Als ik, samen met mijn moeder, onderweg ben naar het ziekenhuis, gaat de telefoon. Hoewel ik behoorlijk gespannen ben voor de CT-scan, neem ik toch op. Het blijkt het ziekenhuis te zijn: “Mevrouw, ik wilde u even melden dat er fotografen voor het ziekenhuis staan. Gezien uw bekendheid ga ik er vanuit dat ze voor u komen.”
Ik kijk er niet meer van op. Eigenlijk is het angstaanjagend dat ik dergelijke situaties normaal ben gaan vinden. Als in een automatisme bedank ik vriendelijk de dame aan de telefoon en informeer ik naar de mogelijkheden om ongezien het pand binnen te stappen.
“Het voordeel is dat dit ziekenhuis wel vaker bekende mensen behandelt. Via de wasserette kunt u redelijk ongezien op alle verdiepingen komen,” vertelt de andere kant van de lijn. Een meneer met een pasje zal ons opwachten, een straat voor het ziekenhuis zelf. Hij zal het stuur overnemen en verder moet ik mij nergens zorgen om maken.
Als ik er aan denk zal ik een anonieme donatie aan de kinderafdeling doen.
Als ik er aan denk, want ik heb genoeg aan mijn hoofd.
Niet heel veel later word ik langs gigantische machines gestuurd. De ruimte voelt vochtig. Mooi om te zien hoe zo’n apparaat een witte broek – perfect gevouwen – klein perst. Maar veel tijd heb ik niet, de liftdeur staat al open. Mama hijgt een beetje na, nu we even kunnen ademhalen, nu de lift omhoog zoeft. “Gaat het?” vraag ik haar. “Dat kan ik beter aan jou vragen,” zegt ze. En we maken die grimas, die zo kenmerkend is voor onze familie.

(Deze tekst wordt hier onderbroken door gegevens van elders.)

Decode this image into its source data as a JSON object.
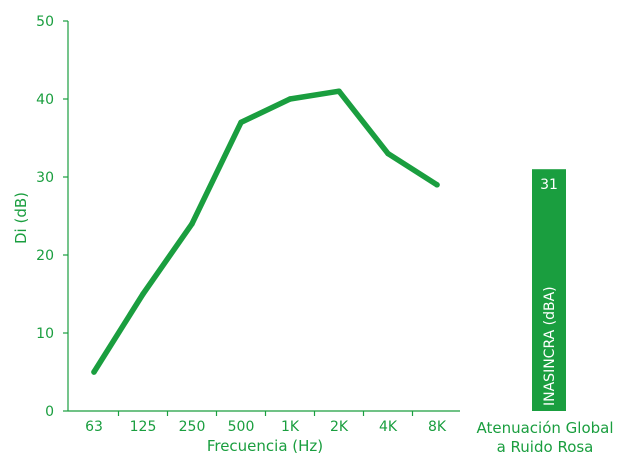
{
  "chart_data": {
    "type": "line",
    "colors": {
      "axis": "#1a9e3f",
      "series": "#1a9e3f",
      "bar": "#1a9e3f"
    },
    "xlabel": "Frecuencia (Hz)",
    "ylabel": "Di (dB)",
    "ylim": [
      0,
      50
    ],
    "yticks": [
      0,
      10,
      20,
      30,
      40,
      50
    ],
    "categories": [
      "63",
      "125",
      "250",
      "500",
      "1K",
      "2K",
      "4K",
      "8K"
    ],
    "series": [
      {
        "values": [
          5,
          15,
          24,
          37,
          40,
          41,
          33,
          29
        ]
      }
    ],
    "global_bar": {
      "value": 31,
      "label": "INASINCRA (dBA)",
      "caption": [
        "Atenuación Global",
        "a Ruido Rosa"
      ]
    }
  }
}
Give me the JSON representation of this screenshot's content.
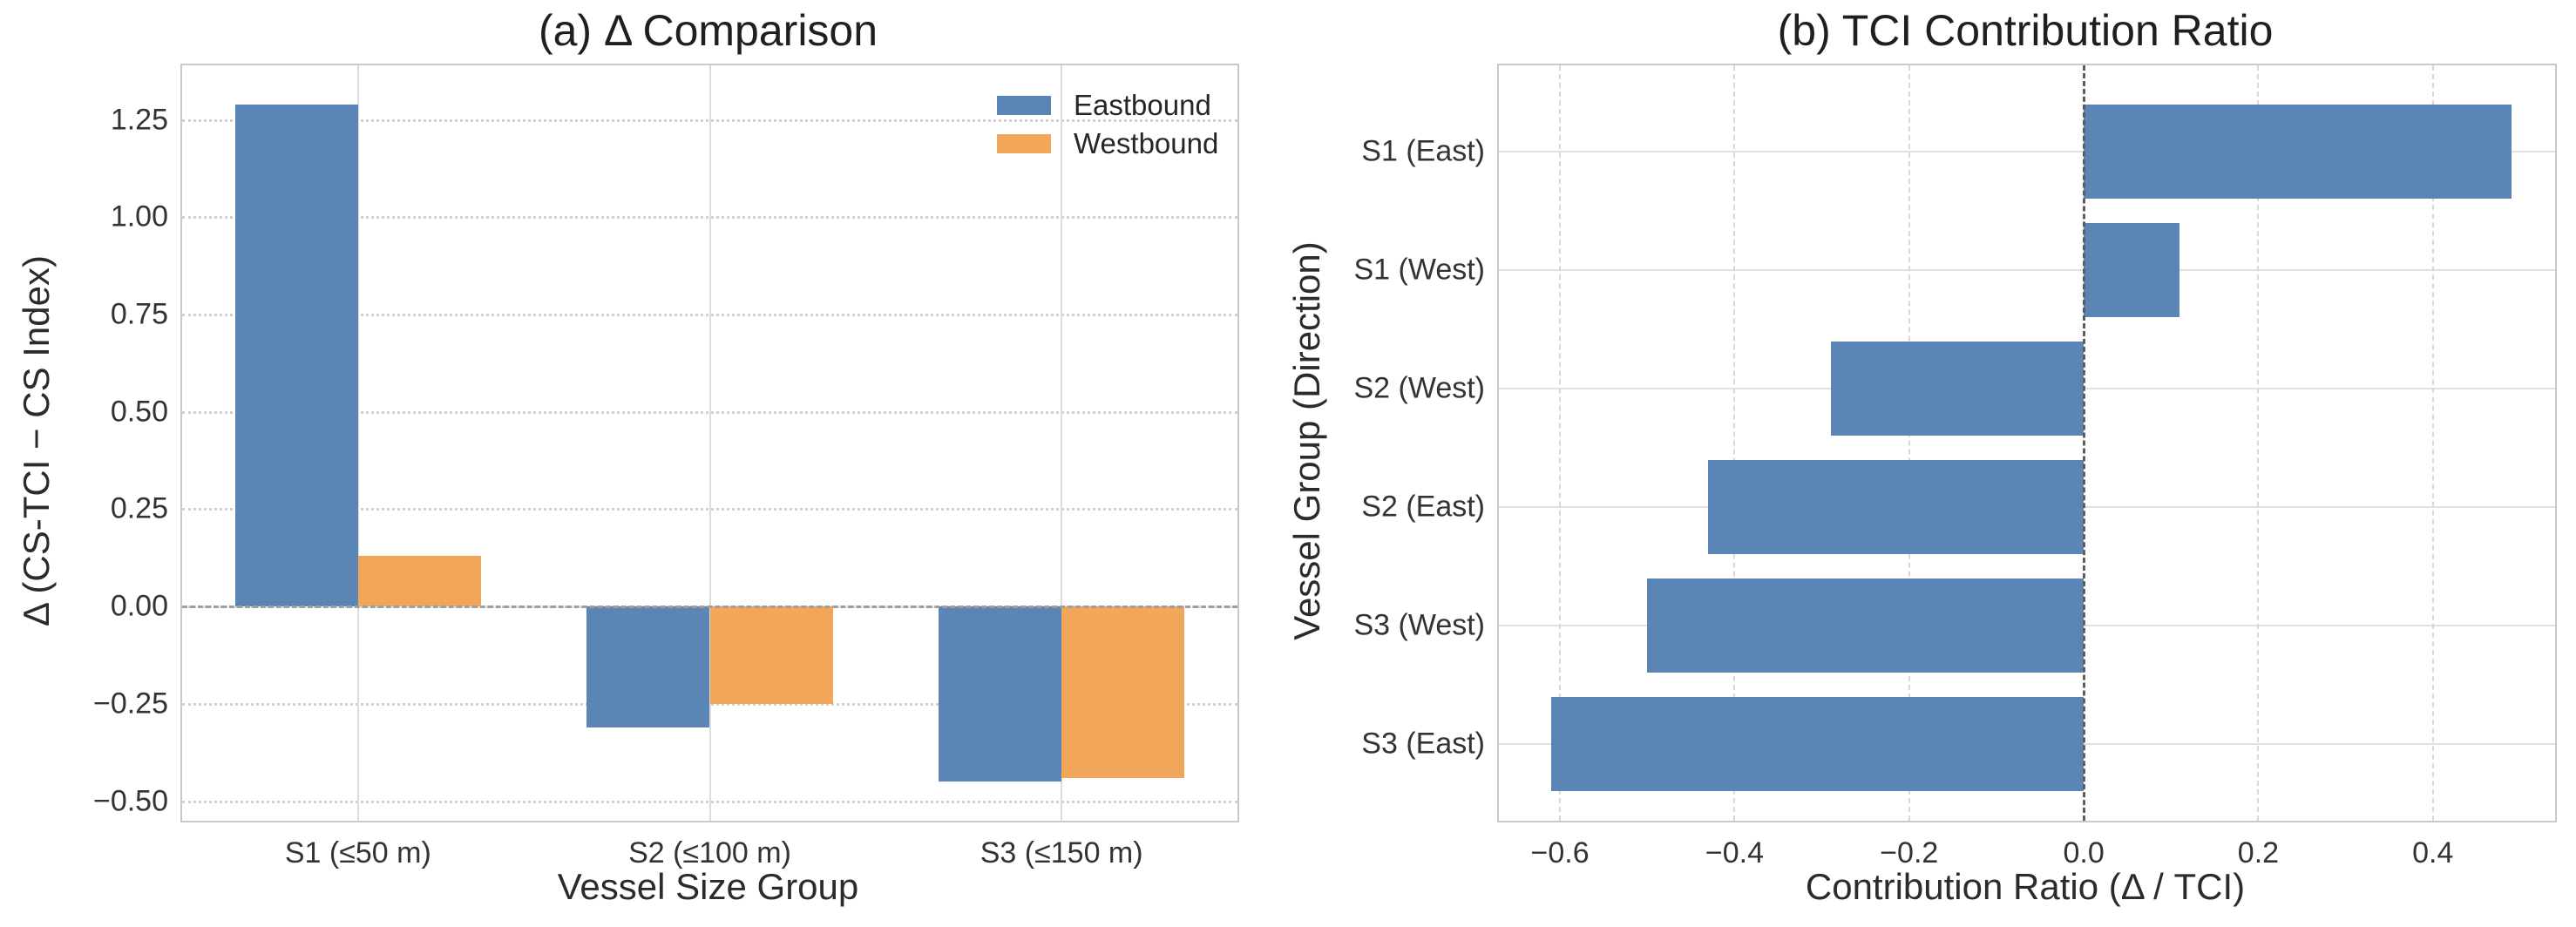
{
  "figure": {
    "background": "#ffffff",
    "accent_blue": "#5b85b5",
    "accent_orange": "#f2a65a",
    "grid_color": "#dcdcdc",
    "text_color": "#262626"
  },
  "chart_data": [
    {
      "id": "delta-comparison",
      "type": "bar",
      "title": "(a) Δ Comparison",
      "xlabel": "Vessel Size Group",
      "ylabel": "Δ (CS-TCI − CS Index)",
      "categories": [
        "S1 (≤50 m)",
        "S2 (≤100 m)",
        "S3 (≤150 m)"
      ],
      "series": [
        {
          "name": "Eastbound",
          "color": "#5b85b5",
          "values": [
            1.29,
            -0.31,
            -0.45
          ]
        },
        {
          "name": "Westbound",
          "color": "#f2a65a",
          "values": [
            0.13,
            -0.25,
            -0.44
          ]
        }
      ],
      "yticks": [
        1.25,
        1.0,
        0.75,
        0.5,
        0.25,
        0.0,
        -0.25,
        -0.5
      ],
      "ytick_labels": [
        "1.25",
        "1.00",
        "0.75",
        "0.50",
        "0.25",
        "0.00",
        "−0.25",
        "−0.50"
      ],
      "ylim": [
        -0.55,
        1.39
      ],
      "grid": "on",
      "zero_line": "dashed",
      "legend_position": "upper right"
    },
    {
      "id": "tci-contribution-ratio",
      "type": "bar-horizontal",
      "title": "(b) TCI Contribution Ratio",
      "xlabel": "Contribution Ratio (Δ / TCI)",
      "ylabel": "Vessel Group (Direction)",
      "categories": [
        "S1 (East)",
        "S1 (West)",
        "S2 (West)",
        "S2 (East)",
        "S3 (West)",
        "S3 (East)"
      ],
      "values": [
        0.49,
        0.11,
        -0.29,
        -0.43,
        -0.5,
        -0.61
      ],
      "bar_color": "#5b85b5",
      "xticks": [
        -0.6,
        -0.4,
        -0.2,
        0.0,
        0.2,
        0.4
      ],
      "xtick_labels": [
        "−0.6",
        "−0.4",
        "−0.2",
        "0.0",
        "0.2",
        "0.4"
      ],
      "xlim": [
        -0.67,
        0.54
      ],
      "grid": "on",
      "zero_line": "dashed",
      "legend_position": "none"
    }
  ]
}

“U komt direct op de afdeling, mevrouw. Ze verwachten u al. Als u klaar bent, zal ik u weer naar buiten begeleiden. En, misschien overbodig om te melden, maar we zijn allemaal zeer discreet. Er zal geen informatie over u naar buiten komen, wat betreft uw ziekenhuisbezoek.” En met een korte knik neemt de jonge man afscheid van ons.
Een vriendelijk ogende dame wacht ons al op. Ze steekt haar hand uit. “Bent u er klaar voor?”
Nee. Maar heel veel keuze heb ik niet.